= Hercules Collins =

English Baptist minister and author

Hercules Collins (1647 – 1702) was an English Particular Baptist minister and a prolific author. He was the third minister of London’s oldest Calvinistic Baptist church and is best known for his 1680 revision of the Heidelberg Catechism called An Orthodox Catechism.

==Life==
Collins had little formal education, but it is recorded that he "began to be religious at an early age." An autodidact, he read multiple substantial theological works, and equipped ministerial candidates and "gifted brothers" in his church with small theological libraries. He served as pastor to the Particular Baptist congregation at Wapping for approximately twenty-five years, and was imprisoned in the infamous Newgate Prison (1683-1684). He died on 4 October 1702, and his funeral sermon, by the Rev. John Piggott, was printed in the following year.

==Works==
His published material begins with An Orthodox Catechism (1680), an edited version of the 16th century Heidelberg Catechism. Collins revised the section on baptism, as well as making a number of stylistic changes; he also defends the practice of the laying on of hands upon the newly baptized. Collins added the text of the Nicene Creed and Athanasian Creed to An Orthodox Catechism in an attempt to demonstrate Particular Baptist orthodoxy and defend their churches from false charges of anabaptistic heresies. In the “Appendix on Singing,” he argues for the biblical duty of congregational singing.

Over the next twenty-two years Collins produced eleven more works, mainly on issues of separation from the Church of England, and believer's baptism versus infant baptism. Other works come from his time in Newgate Prison during 1684. One of these was Counsel for the Living Occasioned from the Dead and was written on the death of two of his fellow prisoners; it contains pastoral instruction to those who were likewise experiencing persecution. The other, A Voice from Prison, was alternatively titled: Meditations on Revelation 3:11 Tending to the Establishment of God’s Little Flock, in An Hour of Temptation. Collins was also well-known for his “Mountains of Brass,” a lecture on the decrees of God.

His final work was The Temple Repair'd (1702). It includes instruction on preparing and preaching sermons for those in the ministry, and treats the doctrine of the “gifted brother” throughout.
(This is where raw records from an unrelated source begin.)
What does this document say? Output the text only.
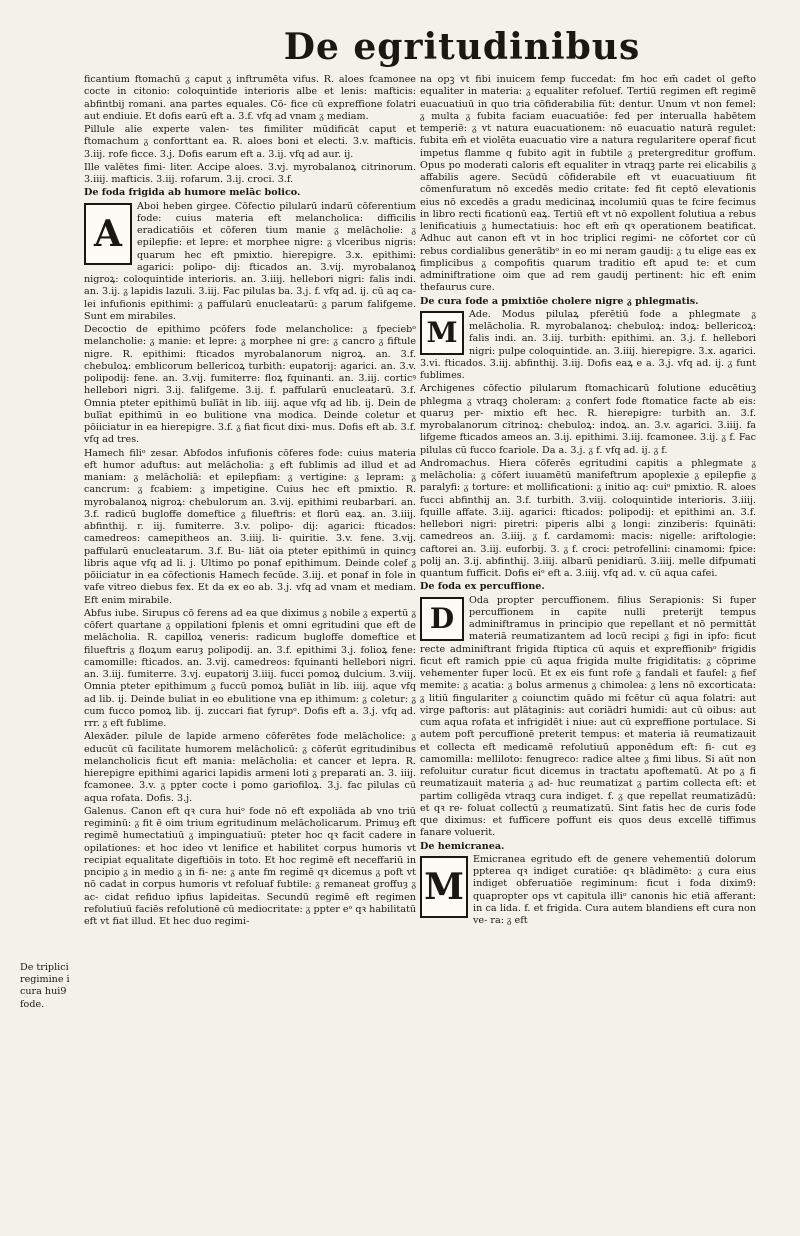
De egritudinibus
De triplici regimine i cura hui9 fode.

ficantium ftomachū ᵹ caput ᵹ inftrumēta vifus. R. aloes fcamonee cocte in citonio: coloquintide interioris albe et lenis: mafticis: abfintbij romani. ana partes equales. Cō- fice cū expreffione folatri aut endiuie. Et dofis earū eft a. 3.f. vfq ad vnam ᵹ mediam.

Pillule alie experte valen- tes fimiliter mūdificāt caput et ftomachum ᵹ conforttant ea. R. aloes boni et electi. 3.v. mafticis. 3.iij. rofe ficce. 3.j. Dofis earum eft a. 3.ij. vfq ad aur. ij.

Ille valētes fimi- liter. Accipe aloes. 3.vj. myrobalanoꝝ citrinorum. 3.iiij. mafticis. 3.iij. rofarum. 3.ij. croci. 3.f.

De foda frigida ab humore melāc bolico.

A

Aboi heben girgee. Cōfectio pilularū indarū cōferentium fode: cuius materia eft melancholica: difficilis eradicatiōis et cōferen tium manie ᵹ melācholie: ᵹ epilepfie: et lepre: et morphee nigre: ᵹ vlceribus nigris: quarum hec eft pmixtio. hierepigre. 3.x. epithimi: agarici: polipo- dij: fticados an. 3.vij. myrobalanoꝝ nigroꝝ: coloquintide interioris. an. 3.iiij. hellebori nigri: falis indi. an. 3.ij. ᵹ lapidis lazuli. 3.iij. Fac pilulas ba. 3.j. f. vfq ad. ij. cū aq ca- lei infufionis epithimi: ᵹ paffularū enucleatarū: ᵹ parum falifgeme. Sunt em mirabiles.

Decoctio de epithimo pcōfers fode melancholice: ᵹ fpeciebᵒ melancholie: ᵹ manie: et lepre: ᵹ morphee ni gre: ᵹ cancro ᵹ fiftule nigre. R. epithimi: fticados myrobalanorum nigroꝝ. an. 3.f. chebuloꝝ: emblicorum bellericoꝝ turbith: eupatorij: agarici. an. 3.v. polipodij: fene. an. 3.vij. fumiterre: floꝝ fquinanti. an. 3.iij. corticꝰ hellebori nigri. 3.ij. falifgeme. 3.ij. f. paffularū enucleatarū. 3.f. Omnia pteter epithimū bulīāt in lib. iiij. aque vfq ad lib. ij. Dein de bulīat epithimū in eo bulitione vna modica. Deinde coletur et pōiiciatur in ea hierepigre. 3.f. ᵹ fiat ficut dixi- mus. Dofis eft ab. 3.f. vfq ad tres.

Hamech filiᵒ zesar. Abfodos infufionis cōferes fode: cuius materia eft humor aduftus: aut melācholia: ᵹ eft fublimis ad illud et ad maniam: ᵹ melācholiā: et epilepfiam: ᵹ vertigine: ᵹ lepram: ᵹ cancrum: ᵹ fcabiem: ᵹ impetigine. Cuius hec eft pmixtio. R. myrobalanoꝝ nigroꝝ: chebulorum an. 3.vij. epithimi reubarbari. an. 3.f. radicū bugloffe domeftice ᵹ filueftris: et florū eaꝝ. an. 3.iiij. abfinthij. r. iij. fumiterre. 3.v. polipo- dij: agarici: fticados: camedreos: camepitheos an. 3.iiij. li- quiritie. 3.v. fene. 3.vij. paffularū enucleatarum. 3.f. Bu- liāt oia pteter epithimū in quincȝ libris aque vfq ad li. j. Ultimo po ponaf epithimum. Deinde colef ᵹ pōiiciatur in ea cōfectionis Hamech fecūde. 3.iij. et ponaf in fole in vafe vitreo diebus fex. Et da ex eo ab. 3.j. vfq ad vnam et mediam. Eft enim mirabile.

Abfus iube. Sirupus cō ferens ad ea que diximus ᵹ nobile ᵹ expertū ᵹ cōfert quartane ᵹ oppilationi fplenis et omni egritudini que eft de melācholia. R. capilloꝝ veneris: radicum bugloffe domeftice et filueftris ᵹ floꝝum earuȝ polipodij. an. 3.f. epithimi 3.j. folioꝝ fene: camomille: fticados. an. 3.vij. camedreos: fquinanti hellebori nigri. an. 3.iij. fumiterre. 3.vj. eupatorij 3.iiij. fucci pomoꝝ dulcium. 3.viij. Omnia pteter epithimum ᵹ fuccū pomoꝝ bulīāt in lib. iiij. aque vfq ad lib. ij. Deinde buliat in eo ebulitione vna ep ithimum: ᵹ coletur: ᵹ cum fucco pomoꝝ lib. ij. zuccari fiat fyrupᵒ. Dofis eft a. 3.j. vfq ad. rrr. ᵹ eft fublime.

Alexāder. pilule de lapide armeno cōferētes fode melācholice: ᵹ educūt cū facilitate humorem melācholicū: ᵹ cōferūt egritudinibus melancholicis ficut eft mania: melācholia: et cancer et lepra. R. hierepigre epithimi agarici lapidis armeni loti ᵹ preparati an. 3. iiij. fcamonee. 3.v. ᵹ ppter cocte i pomo gariofiloꝝ. 3.j. fac pilulas cū aqua rofata. Dofis. 3.j.

Galenus. Canon eft qꝛ cura huiᵒ fode nō eft expoliāda ab vno triū regiminū: ᵹ fit ē oim trium egritudinum melācholicarum. Primuȝ eft regimē humectatiuū ᵹ impinguatiuū: pteter hoc qꝛ facit cadere in opilationes: et hoc ideo vt lenifice et habilitet corpus humoris vt recipiat equalitate digeftiōis in toto. Et hoc regimē eft neceffariū in pncipio ᵹ in medio ᵹ in fi- ne: ᵹ ante fm regimē qꝛ dicemus ᵹ poft vt nō cadat in corpus humoris vt refoluaf fubtile: ᵹ remaneat groffuȝ ᵹ ac- cidat refiduo ipfius lapideitas. Secundū regimē eft regimen refolutiuū faciēs refolutionē cū mediocritate: ᵹ ppter eᵒ qꝛ habilitatū eft vt fiat illud. Et hec duo regimi-

na opꝫ vt fibi inuicem femp fuccedat: fm hoc em̄ cadet ol gefto equaliter in materia: ᵹ equaliter refoluef. Tertiū regimen eft regimē euacuatiuū in quo tria cōfiderabilia fūt: dentur. Unum vt non femel: ᵹ multa ᵹ fubita faciam euacuatiōe: fed per interualla habētem temperiē: ᵹ vt natura euacuationem: nō euacuatio naturā regulet: fubita em̄ et violēta euacuatio vire a natura regularitere operaf ficut impetus flamme q fubito agit in fubtile ᵹ pretergreditur groffum. Opus po moderati caloris eft equaliter in vtraqꝫ parte rei elicabilis ᵹ affabilis agere. Secūdū cōfiderabile eft vt euacuatiuum fit cōmenfuratum nō excedēs medio critate: fed fit ceptō elevationis eius nō excedēs a gradu medicinaꝝ incolumiū quas te fcire fecimus in libro recti ficationū eaꝝ. Tertiū eft vt nō expollent folutiua a rebus lenificatiuis ᵹ humectatiuis: hoc eft em̄ qꝛ operationem beatificat. Adhuc aut canon eft vt in hoc triplici regimi- ne cōfortet cor cū rebus cordialibus generātibᵒ in eo mi neram gaudij: ᵹ tu elige eas ex fimplicibus ᵹ compofitis quarum traditio eft apud te: et cum adminiftratione oim que ad rem gaudij pertinent: hic eft enim thefaurus cure.

De cura fode a pmixtiōe cholere nigre ᵹ phlegmatis.

M

Ade. Modus pilulaꝝ pferētiū fode a phlegmate ᵹ melācholia. R. myrobalanoꝝ: chebuloꝝ: indoꝝ: bellericoꝝ: falis indi. an. 3.iij. turbith: epithimi. an. 3.j. f. hellebori nigri: pulpe coloquintide. an. 3.iiij. hierepigre. 3.x. agarici. 3.vi. fticados. 3.iij. abfinthij. 3.iij. Dofis eaꝝ e a. 3.j. vfq ad. ij. ᵹ funt fublimes.

Archigenes cōfectio pilularum ftomachicarū folutione educētiuꝫ phlegma ᵹ vtraqꝫ choleram: ᵹ confert fode ftomatice facte ab eis: quaruȝ per- mixtio eft hec. R. hierepigre: turbith an. 3.f. myrobalanorum citrinoꝝ: chebuloꝝ: indoꝝ. an. 3.v. agarici. 3.iiij. fa lifgeme fticados ameos an. 3.ij. epithimi. 3.iij. fcamonee. 3.ij. ᵹ f. Fac pilulas cū fucco fcariole. Da a. 3.j. ᵹ f. vfq ad. ij. ᵹ f.

Andromachus. Hiera cōferēs egritudini capitis a phlegmate ᵹ melācholia: ᵹ cōfert iuuamētū manifeftrum apoplexie ᵹ epilepfie ᵹ paralyfi: ᵹ torture: et mollificationi: ᵹ initio aq: cuiᵒ pmixtio. R. aloes fucci abfinthij an. 3.f. turbith. 3.viij. coloquintide interioris. 3.iiij. fquille affate. 3.iij. agarici: fticados: polipodij: et epithimi an. 3.f. hellebori nigri: piretri: piperis albi ᵹ longi: zinziberis: fquināti: camedreos an. 3.iiij. ᵹ f. cardamomi: macis: nigelle: ariftologie: caftorei an. 3.iij. euforbij. 3. ᵹ f. croci: petrofellini: cinamomi: fpice: polij an. 3.ij. abfinthij. 3.iiij. albarū penidiarū. 3.iiij. melle difpumati quantum fufficit. Dofis eiᵒ eft a. 3.iiij. vfq ad. v. cū aqua cafei.

De foda ex percuffione.

D

Oda propter percuffionem. filius Serapionis: Si fuper percuffionem in capite nulli preterijt tempus adminiftramus in principio que repellant et nō permittāt materiā reumatizantem ad locū recipi ᵹ figi in ipfo: ficut recte adminiftrant frigida ftiptica cū aquis et expreffionibᵒ frigidis ficut eft ramich ppie cū aqua frigida multe frigiditatis: ᵹ cōprime vehementer fuper locū. Et ex eis funt rofe ᵹ fandali et faufel: ᵹ fief memite: ᵹ acatia: ᵹ bolus armenus ᵹ chimolea: ᵹ lens nō excorticata: ᵹ litiū fingulariter ᵹ coiunctim quādo mi fcētur cū aqua folatri: aut virge paftoris: aut plātaginis: aut coriādri humidi: aut cū oibus: aut cum aqua rofata et infrigidēt i niue: aut cū expreffione portulace. Si autem poft percuffionē preterit tempus: et materia iā reumatizauit et collecta eft medicamē refolutiuū apponēdum eft: fi- cut eȝ camomilla: melliloto: fenugreco: radice altee ᵹ fimi libus. Si aūt non refoluitur curatur ficut dicemus in tractatu apoftematū. At po ᵹ fi reumatizauit materia ᵹ ad- huc reumatizat ᵹ partim collecta eft: et partim colligēda vtraqꝫ cura indiget. f. ᵹ que repellat reumatizādū: et qꝛ re- foluat collectū ᵹ reumatizatū. Sint fatis hec de curis fode que diximus: et fufficere poffunt eis quos deus excellē tiffimus fanare voluerit.

De hemicranea.

M

Emicranea egritudo eft de genere vehementiū dolorum ppterea qꝛ indiget curatiōe: qꝛ blādimēto: ᵹ cura eius indiget obferuatiōe regiminum: ficut i foda dixim9: quapropter ops vt capitula illiᵒ canonis hic etiā afferant: in ca lida. f. et frigida. Cura autem blandiens eft cura non ve- ra: ᵹ eft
The Temple Repair'd contains Collins's only extant sermon.

Collins also wrote the following works, some of which occasioned a good deal of controversy:
- An Orthodox Catechism, being the sum of Christian Religion contained in the Law and Gospel, London, 1680, 12mo.
- A Voice from the Prison, or Meditations on Revelations, London, 1684, 4to.
- Believers' Baptism from Heaven, and of Divine Institution Infants' Baptism from Earth, and Human Invention, London, 1691, 8vo., revised and republished by John Bailey, London, 1803, 8vo.
- The Antidote proved a Counterfeit, or Error detected, and Believers' Baptism vindicated, containing an answer to "An Antidote to prevent the Prevalency of Anabaptism," London, 1693, 4to.
- Three books, viz. I. The Scribe instructed unto the Kingdom of Heaven. II. Mountains of Brass, or a Discourse upon the Decrees of God. III. A poem on the Birth, Life, Death, Resurrection, and Ascension of Jesus Christ. 3 parts, London, 1696, 12mo.
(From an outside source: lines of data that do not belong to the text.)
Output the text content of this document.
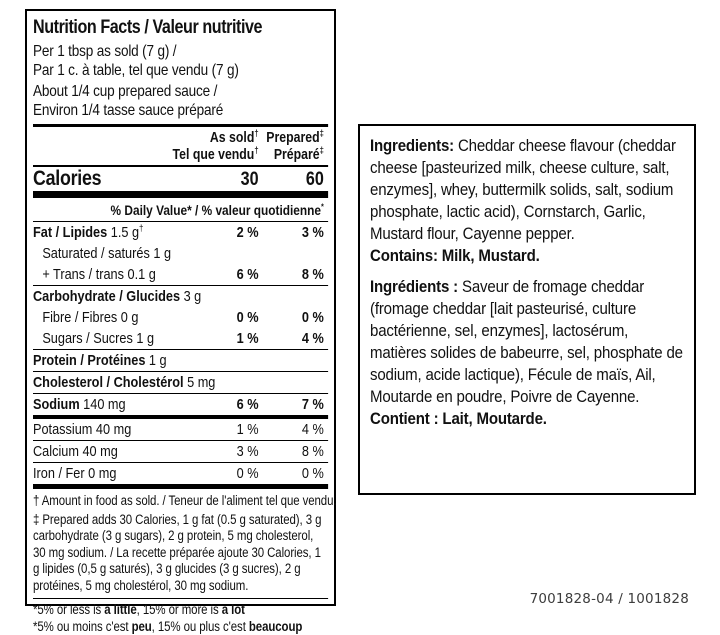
Nutrition Facts / Valeur nutritive
Per 1 tbsp as sold (7 g) /
Par 1 c. à table, tel que vendu (7 g)
About 1/4 cup prepared sauce /
Environ 1/4 tasse sauce préparé
As sold† Prepared‡
Tel que vendu†	Préparé‡
Calories	30	60
% Daily Value* / % valeur quotidienne*
Fat / Lipides 1.5 g†	2 %	3 %
Saturated / saturés 1 g
+ Trans / trans 0.1 g	6 %	8 %
Carbohydrate / Glucides 3 g
Fibre / Fibres 0 g	0 %	0 %
Sugars / Sucres 1 g	1 %	4 %
Protein / Protéines 1 g
Cholesterol / Cholestérol 5 mg
Sodium 140 mg	6 %	7 %
Potassium 40 mg	1 %	4 %
Calcium 40 mg	3 %	8 %
Iron / Fer 0 mg	0 %	0 %
† Amount in food as sold. / Teneur de l'aliment tel que vendu.
‡ Prepared adds 30 Calories, 1 g fat (0.5 g saturated), 3 g carbohydrate (3 g sugars), 2 g protein, 5 mg cholesterol, 30 mg sodium. / La recette préparée ajoute 30 Calories, 1 g lipides (0,5 g saturés), 3 g glucides (3 g sucres), 2 g protéines, 5 mg cholestérol, 30 mg sodium.
*5% or less is a little, 15% or more is a lot
*5% ou moins c'est peu, 15% ou plus c'est beaucoup
Ingredients: Cheddar cheese flavour (cheddar cheese [pasteurized milk, cheese culture, salt, enzymes], whey, buttermilk solids, salt, sodium phosphate, lactic acid), Cornstarch, Garlic, Mustard flour, Cayenne pepper.
Contains: Milk, Mustard.
Ingrédients : Saveur de fromage cheddar (fromage cheddar [lait pasteurisé, culture bactérienne, sel, enzymes], lactosérum, matières solides de babeurre, sel, phosphate de sodium, acide lactique), Fécule de maïs, Ail, Moutarde en poudre, Poivre de Cayenne.
Contient : Lait, Moutarde.
7001828-04 / 1001828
Collins additionally was an endorser of The Gospel Minister's Maintenance Vindicated (London, 1689); and following the tragic case of John Child's suicide, contributed extensively to (and likely edited) an account of Child's final days entitled The English Spira (London, 1693).

His collected Works are presently being edited by Mark Smith and Reagan Marsh for Hesed & Emet Publishers (H&E) under the oversight of Dr. Michael A. G. Haykin. Smith maintains a website (http://www.vor.org/rbdisk/other.htm) featuring transcriptions of Collins’s Works. Marsh, founding pastor-teacher of Reformation Baptist Church in Dalton, GA, has also recently written a thesis on Collins's pastoral theology under Dr. Thomas J. Nettles.

The definitive work on Hercules Collins to date is the dissertation (SBTS, 2013) by Dr. G. Stephen Weaver. His Orthodox, Puritan, Baptist: Hercules Collins (1647-1702) and Particular Baptist Identity in Early Modern England was published by Vandenhoeck & Ruprecht in 2015. Weaver has contributed chapters on Collins's thought to several books, and produced several journal articles on Collins as well.